Ce pourrait être un genre d’ouvrier, de plombier, d’employé n’aimant pas voir à la télé la petite Natacha Kampusch qui n’a rien fait de sa vie et dont on fait une star parce qu’elle a été séquestrée par un horrible monstre... Le locuteur genre homme de la base voudrait que la télé s’occupe aussi de lui, lui qui fait du sport, de la muscule, des pompes, des redressements assis, qui va skier dès qu’il y a de la neige dans les Alpes, qui paie ses impôts etc...

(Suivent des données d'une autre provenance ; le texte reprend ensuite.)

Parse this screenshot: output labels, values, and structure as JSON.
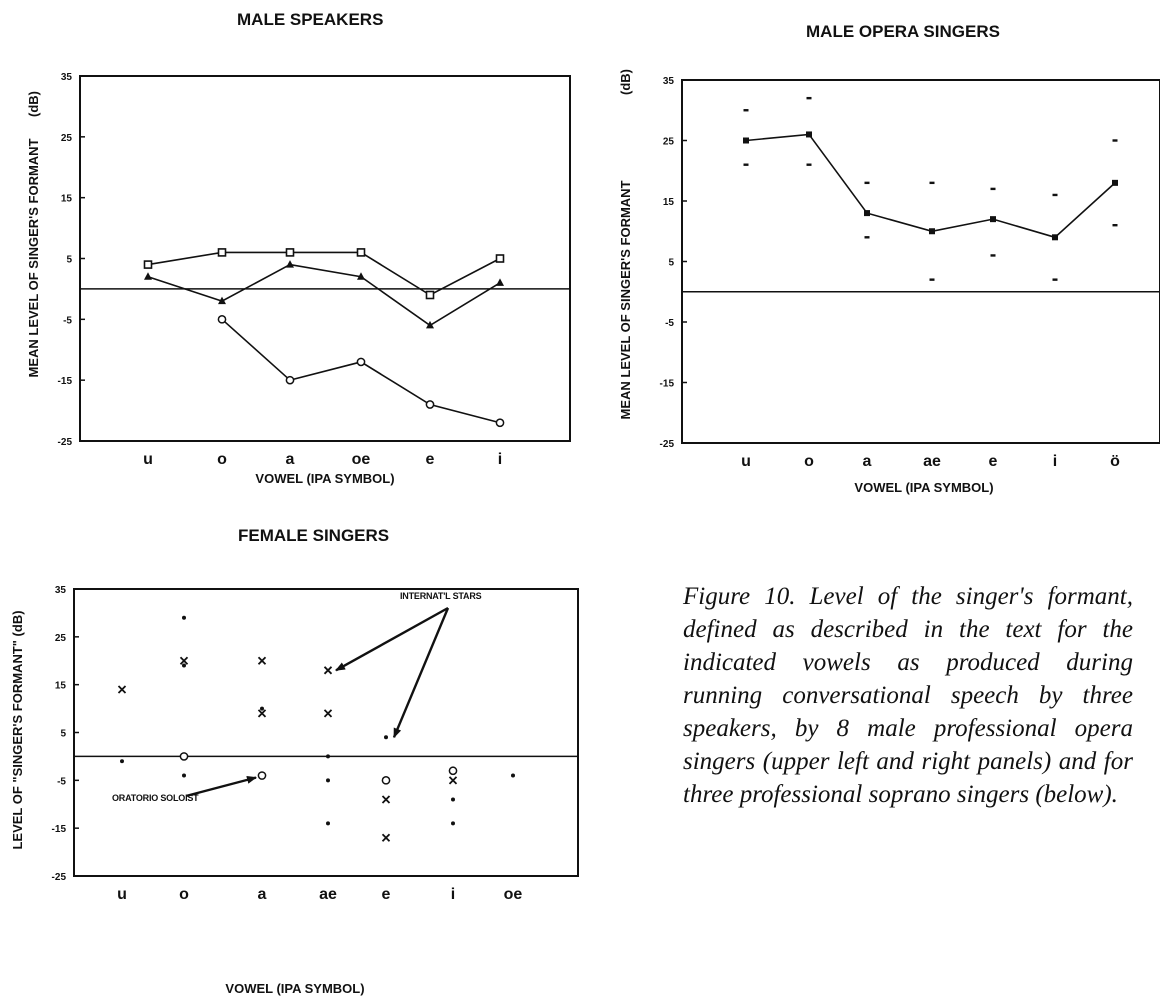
{
  "caption": "Figure 10. Level of the singer's formant, defined as described in the text for the indicated vowels as produced during running conversational speech by three speakers, by 8 male professional opera singers (upper left and right panels) and for three professional soprano singers (below).",
  "chart_data": [
    {
      "type": "line",
      "title": "MALE SPEAKERS",
      "xlabel": "VOWEL (IPA SYMBOL)",
      "ylabel": "MEAN LEVEL OF SINGER'S FORMANT",
      "yunit": "(dB)",
      "categories": [
        "u",
        "o",
        "a",
        "oe",
        "e",
        "i"
      ],
      "yticks": [
        35,
        25,
        15,
        5,
        -5,
        -15,
        -25
      ],
      "ylim": [
        -25,
        35
      ],
      "reference_line": 0,
      "series": [
        {
          "marker": "square",
          "values": [
            4,
            6,
            6,
            6,
            -1,
            5
          ]
        },
        {
          "marker": "triangle",
          "values": [
            2,
            -2,
            4,
            2,
            -6,
            1
          ]
        },
        {
          "marker": "circle",
          "values": [
            null,
            -5,
            -15,
            -12,
            -19,
            -22
          ]
        }
      ]
    },
    {
      "type": "line",
      "title": "MALE OPERA SINGERS",
      "xlabel": "VOWEL (IPA SYMBOL)",
      "ylabel": "MEAN LEVEL OF SINGER'S FORMANT",
      "yunit": "(dB)",
      "categories": [
        "u",
        "o",
        "a",
        "ae",
        "e",
        "i",
        "ö"
      ],
      "yticks": [
        35,
        25,
        15,
        5,
        -5,
        -15,
        -25
      ],
      "ylim": [
        -25,
        35
      ],
      "reference_line": 0,
      "series": [
        {
          "marker": "square",
          "values": [
            25,
            26,
            13,
            10,
            12,
            9,
            18
          ]
        }
      ],
      "upper": [
        30,
        32,
        18,
        18,
        17,
        16,
        25
      ],
      "lower": [
        21,
        21,
        9,
        2,
        6,
        2,
        11
      ]
    },
    {
      "type": "scatter",
      "title": "FEMALE SINGERS",
      "xlabel": "VOWEL (IPA SYMBOL)",
      "ylabel": "LEVEL OF \"SINGER'S FORMANT\" (dB)",
      "categories": [
        "u",
        "o",
        "a",
        "ae",
        "e",
        "i",
        "oe"
      ],
      "yticks": [
        35,
        25,
        15,
        5,
        -5,
        -15,
        -25
      ],
      "ylim": [
        -25,
        35
      ],
      "reference_line": 0,
      "points": [
        {
          "x": "u",
          "y": 14,
          "marker": "x"
        },
        {
          "x": "u",
          "y": -1,
          "marker": "dot"
        },
        {
          "x": "o",
          "y": 29,
          "marker": "dot"
        },
        {
          "x": "o",
          "y": 20,
          "marker": "x"
        },
        {
          "x": "o",
          "y": 19,
          "marker": "dot"
        },
        {
          "x": "o",
          "y": 0,
          "marker": "circle"
        },
        {
          "x": "o",
          "y": -4,
          "marker": "dot"
        },
        {
          "x": "a",
          "y": 20,
          "marker": "x"
        },
        {
          "x": "a",
          "y": 10,
          "marker": "dot"
        },
        {
          "x": "a",
          "y": 9,
          "marker": "x"
        },
        {
          "x": "a",
          "y": -4,
          "marker": "circle"
        },
        {
          "x": "ae",
          "y": 18,
          "marker": "x"
        },
        {
          "x": "ae",
          "y": 9,
          "marker": "x"
        },
        {
          "x": "ae",
          "y": 0,
          "marker": "dot"
        },
        {
          "x": "ae",
          "y": -5,
          "marker": "dot"
        },
        {
          "x": "ae",
          "y": -14,
          "marker": "dot"
        },
        {
          "x": "e",
          "y": 4,
          "marker": "dot"
        },
        {
          "x": "e",
          "y": -5,
          "marker": "circle"
        },
        {
          "x": "e",
          "y": -9,
          "marker": "x"
        },
        {
          "x": "e",
          "y": -17,
          "marker": "x"
        },
        {
          "x": "i",
          "y": -3,
          "marker": "circle"
        },
        {
          "x": "i",
          "y": -5,
          "marker": "x"
        },
        {
          "x": "i",
          "y": -9,
          "marker": "dot"
        },
        {
          "x": "i",
          "y": -14,
          "marker": "dot"
        },
        {
          "x": "oe",
          "y": -4,
          "marker": "dot"
        }
      ],
      "annotations": [
        {
          "text": "INTERNAT'L STARS",
          "targets": [
            [
              "ae",
              18
            ],
            [
              "e",
              4
            ]
          ]
        },
        {
          "text": "ORATORIO SOLOIST",
          "targets": [
            [
              "a",
              -4
            ]
          ]
        }
      ]
    }
  ]
}
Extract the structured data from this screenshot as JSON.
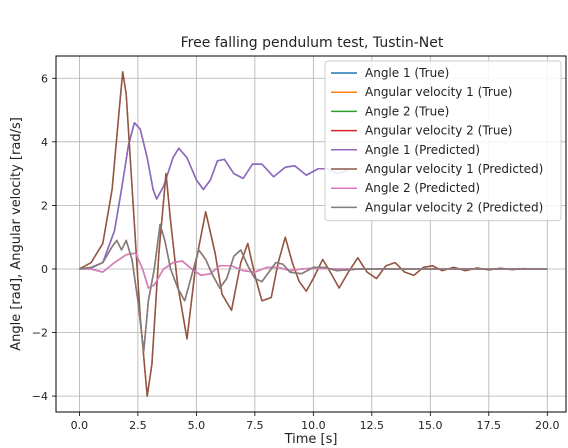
{
  "chart_data": {
    "type": "line",
    "title": "Free falling pendulum test, Tustin-Net",
    "xlabel": "Time [s]",
    "ylabel": "Angle [rad], Angular velocity [rad/s]",
    "xlim": [
      -1,
      20.8
    ],
    "ylim": [
      -4.5,
      6.7
    ],
    "xticks": [
      0.0,
      2.5,
      5.0,
      7.5,
      10.0,
      12.5,
      15.0,
      17.5,
      20.0
    ],
    "xtick_labels": [
      "0.0",
      "2.5",
      "5.0",
      "7.5",
      "10.0",
      "12.5",
      "15.0",
      "17.5",
      "20.0"
    ],
    "yticks": [
      -4,
      -2,
      0,
      2,
      4,
      6
    ],
    "ytick_labels": [
      "−4",
      "−2",
      "0",
      "2",
      "4",
      "6"
    ],
    "grid": true,
    "legend_position": "top-right",
    "series": [
      {
        "name": "Angle 1 (True)",
        "color": "#1f77b4",
        "points": [
          [
            0,
            0
          ],
          [
            0.5,
            0.03
          ],
          [
            1.0,
            0.2
          ],
          [
            1.5,
            1.2
          ],
          [
            1.8,
            2.5
          ],
          [
            2.1,
            3.9
          ],
          [
            2.35,
            4.6
          ],
          [
            2.6,
            4.4
          ],
          [
            2.9,
            3.5
          ],
          [
            3.15,
            2.5
          ],
          [
            3.3,
            2.2
          ],
          [
            3.6,
            2.6
          ],
          [
            4.0,
            3.5
          ],
          [
            4.25,
            3.8
          ],
          [
            4.6,
            3.5
          ],
          [
            5.0,
            2.8
          ],
          [
            5.3,
            2.5
          ],
          [
            5.6,
            2.8
          ],
          [
            5.9,
            3.4
          ],
          [
            6.2,
            3.45
          ],
          [
            6.6,
            3.0
          ],
          [
            7.0,
            2.85
          ],
          [
            7.4,
            3.3
          ],
          [
            7.8,
            3.3
          ],
          [
            8.3,
            2.9
          ],
          [
            8.8,
            3.2
          ],
          [
            9.2,
            3.25
          ],
          [
            9.7,
            2.95
          ],
          [
            10.2,
            3.15
          ],
          [
            10.6,
            3.15
          ],
          [
            11.0,
            3.0
          ],
          [
            11.5,
            3.1
          ]
        ]
      },
      {
        "name": "Angular velocity 1 (True)",
        "color": "#ff7f0e",
        "points": [
          [
            0,
            0
          ],
          [
            0.5,
            0.2
          ],
          [
            1.0,
            0.8
          ],
          [
            1.4,
            2.5
          ],
          [
            1.7,
            5.0
          ],
          [
            1.85,
            6.2
          ],
          [
            2.0,
            5.5
          ],
          [
            2.3,
            2.0
          ],
          [
            2.6,
            -1.5
          ],
          [
            2.9,
            -4.0
          ],
          [
            3.1,
            -3.0
          ],
          [
            3.4,
            0.5
          ],
          [
            3.7,
            3.0
          ],
          [
            3.9,
            1.5
          ],
          [
            4.2,
            -0.5
          ],
          [
            4.6,
            -2.2
          ],
          [
            5.0,
            0.3
          ],
          [
            5.4,
            1.8
          ],
          [
            5.8,
            0.5
          ],
          [
            6.1,
            -0.8
          ],
          [
            6.5,
            -1.3
          ],
          [
            6.9,
            0.2
          ],
          [
            7.2,
            0.8
          ],
          [
            7.5,
            -0.2
          ],
          [
            7.8,
            -1.0
          ],
          [
            8.2,
            -0.9
          ],
          [
            8.5,
            0.2
          ],
          [
            8.8,
            1.0
          ],
          [
            9.1,
            0.2
          ],
          [
            9.4,
            -0.4
          ],
          [
            9.7,
            -0.7
          ],
          [
            10.0,
            -0.3
          ],
          [
            10.4,
            0.3
          ],
          [
            10.8,
            -0.2
          ],
          [
            11.1,
            -0.6
          ],
          [
            11.5,
            -0.1
          ],
          [
            11.9,
            0.35
          ],
          [
            12.3,
            -0.1
          ],
          [
            12.7,
            -0.3
          ],
          [
            13.1,
            0.1
          ],
          [
            13.5,
            0.2
          ],
          [
            13.9,
            -0.1
          ],
          [
            14.3,
            -0.2
          ],
          [
            14.7,
            0.05
          ],
          [
            15.1,
            0.1
          ],
          [
            15.5,
            -0.05
          ],
          [
            16.0,
            0.05
          ],
          [
            16.5,
            -0.05
          ],
          [
            17.0,
            0.03
          ],
          [
            17.5,
            -0.03
          ],
          [
            18.0,
            0.02
          ],
          [
            18.5,
            -0.02
          ],
          [
            19.0,
            0.01
          ],
          [
            19.5,
            0.0
          ],
          [
            20.0,
            0.0
          ]
        ]
      },
      {
        "name": "Angle 2 (True)",
        "color": "#2ca02c",
        "points": [
          [
            0,
            0
          ],
          [
            0.5,
            0.0
          ],
          [
            1.0,
            -0.1
          ],
          [
            1.5,
            0.2
          ],
          [
            2.0,
            0.45
          ],
          [
            2.4,
            0.5
          ],
          [
            2.7,
            0.0
          ],
          [
            2.95,
            -0.6
          ],
          [
            3.2,
            -0.5
          ],
          [
            3.6,
            0.0
          ],
          [
            4.0,
            0.2
          ],
          [
            4.4,
            0.25
          ],
          [
            4.8,
            0.0
          ],
          [
            5.2,
            -0.2
          ],
          [
            5.6,
            -0.15
          ],
          [
            6.0,
            0.1
          ],
          [
            6.5,
            0.1
          ],
          [
            7.0,
            -0.05
          ],
          [
            7.5,
            -0.1
          ],
          [
            8.0,
            0.05
          ],
          [
            8.5,
            0.05
          ],
          [
            9.0,
            -0.05
          ],
          [
            9.5,
            0.0
          ],
          [
            10.0,
            0.02
          ],
          [
            11.0,
            0.0
          ],
          [
            12.0,
            0.0
          ],
          [
            20.0,
            0.0
          ]
        ]
      },
      {
        "name": "Angular velocity 2 (True)",
        "color": "#d62728",
        "points": [
          [
            0,
            0
          ],
          [
            0.5,
            0.05
          ],
          [
            1.0,
            0.2
          ],
          [
            1.4,
            0.7
          ],
          [
            1.6,
            0.9
          ],
          [
            1.8,
            0.6
          ],
          [
            2.0,
            0.9
          ],
          [
            2.25,
            0.3
          ],
          [
            2.5,
            -1.0
          ],
          [
            2.75,
            -2.6
          ],
          [
            2.95,
            -1.0
          ],
          [
            3.2,
            0.0
          ],
          [
            3.45,
            1.4
          ],
          [
            3.65,
            0.9
          ],
          [
            3.9,
            0.0
          ],
          [
            4.2,
            -0.6
          ],
          [
            4.5,
            -1.0
          ],
          [
            4.8,
            -0.2
          ],
          [
            5.1,
            0.6
          ],
          [
            5.4,
            0.3
          ],
          [
            5.7,
            -0.2
          ],
          [
            6.0,
            -0.6
          ],
          [
            6.3,
            -0.3
          ],
          [
            6.6,
            0.4
          ],
          [
            6.9,
            0.6
          ],
          [
            7.2,
            0.1
          ],
          [
            7.5,
            -0.3
          ],
          [
            7.8,
            -0.4
          ],
          [
            8.1,
            -0.1
          ],
          [
            8.4,
            0.2
          ],
          [
            8.7,
            0.15
          ],
          [
            9.0,
            -0.1
          ],
          [
            9.5,
            -0.15
          ],
          [
            10.0,
            0.05
          ],
          [
            10.5,
            0.05
          ],
          [
            11.0,
            -0.05
          ],
          [
            12.0,
            0.0
          ],
          [
            13.0,
            0.0
          ],
          [
            20.0,
            0.0
          ]
        ]
      },
      {
        "name": "Angle 1 (Predicted)",
        "color": "#9467bd",
        "points": [
          [
            0,
            0
          ],
          [
            0.5,
            0.03
          ],
          [
            1.0,
            0.2
          ],
          [
            1.5,
            1.2
          ],
          [
            1.8,
            2.5
          ],
          [
            2.1,
            3.9
          ],
          [
            2.35,
            4.6
          ],
          [
            2.6,
            4.4
          ],
          [
            2.9,
            3.5
          ],
          [
            3.15,
            2.5
          ],
          [
            3.3,
            2.2
          ],
          [
            3.6,
            2.6
          ],
          [
            4.0,
            3.5
          ],
          [
            4.25,
            3.8
          ],
          [
            4.6,
            3.5
          ],
          [
            5.0,
            2.8
          ],
          [
            5.3,
            2.5
          ],
          [
            5.6,
            2.8
          ],
          [
            5.9,
            3.4
          ],
          [
            6.2,
            3.45
          ],
          [
            6.6,
            3.0
          ],
          [
            7.0,
            2.85
          ],
          [
            7.4,
            3.3
          ],
          [
            7.8,
            3.3
          ],
          [
            8.3,
            2.9
          ],
          [
            8.8,
            3.2
          ],
          [
            9.2,
            3.25
          ],
          [
            9.7,
            2.95
          ],
          [
            10.2,
            3.15
          ],
          [
            10.6,
            3.15
          ],
          [
            11.0,
            3.0
          ],
          [
            11.5,
            3.1
          ]
        ]
      },
      {
        "name": "Angular velocity 1 (Predicted)",
        "color": "#8c564b",
        "points": [
          [
            0,
            0
          ],
          [
            0.5,
            0.2
          ],
          [
            1.0,
            0.8
          ],
          [
            1.4,
            2.5
          ],
          [
            1.7,
            5.0
          ],
          [
            1.85,
            6.2
          ],
          [
            2.0,
            5.5
          ],
          [
            2.3,
            2.0
          ],
          [
            2.6,
            -1.5
          ],
          [
            2.9,
            -4.0
          ],
          [
            3.1,
            -3.0
          ],
          [
            3.4,
            0.5
          ],
          [
            3.7,
            3.0
          ],
          [
            3.9,
            1.5
          ],
          [
            4.2,
            -0.5
          ],
          [
            4.6,
            -2.2
          ],
          [
            5.0,
            0.3
          ],
          [
            5.4,
            1.8
          ],
          [
            5.8,
            0.5
          ],
          [
            6.1,
            -0.8
          ],
          [
            6.5,
            -1.3
          ],
          [
            6.9,
            0.2
          ],
          [
            7.2,
            0.8
          ],
          [
            7.5,
            -0.2
          ],
          [
            7.8,
            -1.0
          ],
          [
            8.2,
            -0.9
          ],
          [
            8.5,
            0.2
          ],
          [
            8.8,
            1.0
          ],
          [
            9.1,
            0.2
          ],
          [
            9.4,
            -0.4
          ],
          [
            9.7,
            -0.7
          ],
          [
            10.0,
            -0.3
          ],
          [
            10.4,
            0.3
          ],
          [
            10.8,
            -0.2
          ],
          [
            11.1,
            -0.6
          ],
          [
            11.5,
            -0.1
          ],
          [
            11.9,
            0.35
          ],
          [
            12.3,
            -0.1
          ],
          [
            12.7,
            -0.3
          ],
          [
            13.1,
            0.1
          ],
          [
            13.5,
            0.2
          ],
          [
            13.9,
            -0.1
          ],
          [
            14.3,
            -0.2
          ],
          [
            14.7,
            0.05
          ],
          [
            15.1,
            0.1
          ],
          [
            15.5,
            -0.05
          ],
          [
            16.0,
            0.05
          ],
          [
            16.5,
            -0.05
          ],
          [
            17.0,
            0.03
          ],
          [
            17.5,
            -0.03
          ],
          [
            18.0,
            0.02
          ],
          [
            18.5,
            -0.02
          ],
          [
            19.0,
            0.01
          ],
          [
            19.5,
            0.0
          ],
          [
            20.0,
            0.0
          ]
        ]
      },
      {
        "name": "Angle 2 (Predicted)",
        "color": "#e377c2",
        "points": [
          [
            0,
            0
          ],
          [
            0.5,
            0.0
          ],
          [
            1.0,
            -0.1
          ],
          [
            1.5,
            0.2
          ],
          [
            2.0,
            0.45
          ],
          [
            2.4,
            0.5
          ],
          [
            2.7,
            0.0
          ],
          [
            2.95,
            -0.6
          ],
          [
            3.2,
            -0.5
          ],
          [
            3.6,
            0.0
          ],
          [
            4.0,
            0.2
          ],
          [
            4.4,
            0.25
          ],
          [
            4.8,
            0.0
          ],
          [
            5.2,
            -0.2
          ],
          [
            5.6,
            -0.15
          ],
          [
            6.0,
            0.1
          ],
          [
            6.5,
            0.1
          ],
          [
            7.0,
            -0.05
          ],
          [
            7.5,
            -0.1
          ],
          [
            8.0,
            0.05
          ],
          [
            8.5,
            0.05
          ],
          [
            9.0,
            -0.05
          ],
          [
            9.5,
            0.0
          ],
          [
            10.0,
            0.02
          ],
          [
            11.0,
            0.0
          ],
          [
            12.0,
            0.0
          ],
          [
            20.0,
            0.0
          ]
        ]
      },
      {
        "name": "Angular velocity 2 (Predicted)",
        "color": "#7f7f7f",
        "points": [
          [
            0,
            0
          ],
          [
            0.5,
            0.05
          ],
          [
            1.0,
            0.2
          ],
          [
            1.4,
            0.7
          ],
          [
            1.6,
            0.9
          ],
          [
            1.8,
            0.6
          ],
          [
            2.0,
            0.9
          ],
          [
            2.25,
            0.3
          ],
          [
            2.5,
            -1.0
          ],
          [
            2.75,
            -2.6
          ],
          [
            2.95,
            -1.0
          ],
          [
            3.2,
            0.0
          ],
          [
            3.45,
            1.4
          ],
          [
            3.65,
            0.9
          ],
          [
            3.9,
            0.0
          ],
          [
            4.2,
            -0.6
          ],
          [
            4.5,
            -1.0
          ],
          [
            4.8,
            -0.2
          ],
          [
            5.1,
            0.6
          ],
          [
            5.4,
            0.3
          ],
          [
            5.7,
            -0.2
          ],
          [
            6.0,
            -0.6
          ],
          [
            6.3,
            -0.3
          ],
          [
            6.6,
            0.4
          ],
          [
            6.9,
            0.6
          ],
          [
            7.2,
            0.1
          ],
          [
            7.5,
            -0.3
          ],
          [
            7.8,
            -0.4
          ],
          [
            8.1,
            -0.1
          ],
          [
            8.4,
            0.2
          ],
          [
            8.7,
            0.15
          ],
          [
            9.0,
            -0.1
          ],
          [
            9.5,
            -0.15
          ],
          [
            10.0,
            0.05
          ],
          [
            10.5,
            0.05
          ],
          [
            11.0,
            -0.05
          ],
          [
            12.0,
            0.0
          ],
          [
            13.0,
            0.0
          ],
          [
            20.0,
            0.0
          ]
        ]
      }
    ]
  }
}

Alors pourquoi cette gamine qui n’a rien foutu pour mériter toute cette gloire, pourquoi a-t-elle tant de succès... Est-ce qu’elle pense que c’est tellement intéressant pour les gens de la voir chialer à l’écran ou y aligner des balivernes? «Pourquoi nous impose-t-elle son image, cette gamine? Qu’elle retourne dans son cloaque! - Nous avons recherché auprès d’elle la distraction, nous nous sommes pourléchés à son destin comme les bêtes avec le sel, mais ça n’a pas beaucoup d’intérêt - Chez nous, il se passe toujours quelque chose - Nous sommes à la maison, ici on est chez nous».

C’est un NOUS du même acabit qui reprendra la parole dans le monologue suivant. Cette fois, il est tatoué. Il travaille... Il a l’air de déblayer un tunnel où un accident s’est produit dans les Alpes... Il y a des morts... Des étrangers, de ceux qui viennent de partout et en nombre pour dévaler les pentes en combinaison fluo. «Le sport de masse qui remplit nos chambres et nos lits». Le discours de cet homme tatoué est celui des promoteurs, des gérants de restaurants, des employés des remontées mécaniques, des zommes politiques, de tous ceux qui ont besoin de ces étrangers en combinaison fluo pour... On connaît la chanson!

Ce qui fascine chez EJ, c’est son habileté à entrer dans le foyer de perception de l’homme de base, dans le joli cerveau du petit blanc raciste, peureux, égoïste, homophobe qui fait de plus en plus entendre sa voix dans les provinces reculées de la bonne vieille Europe.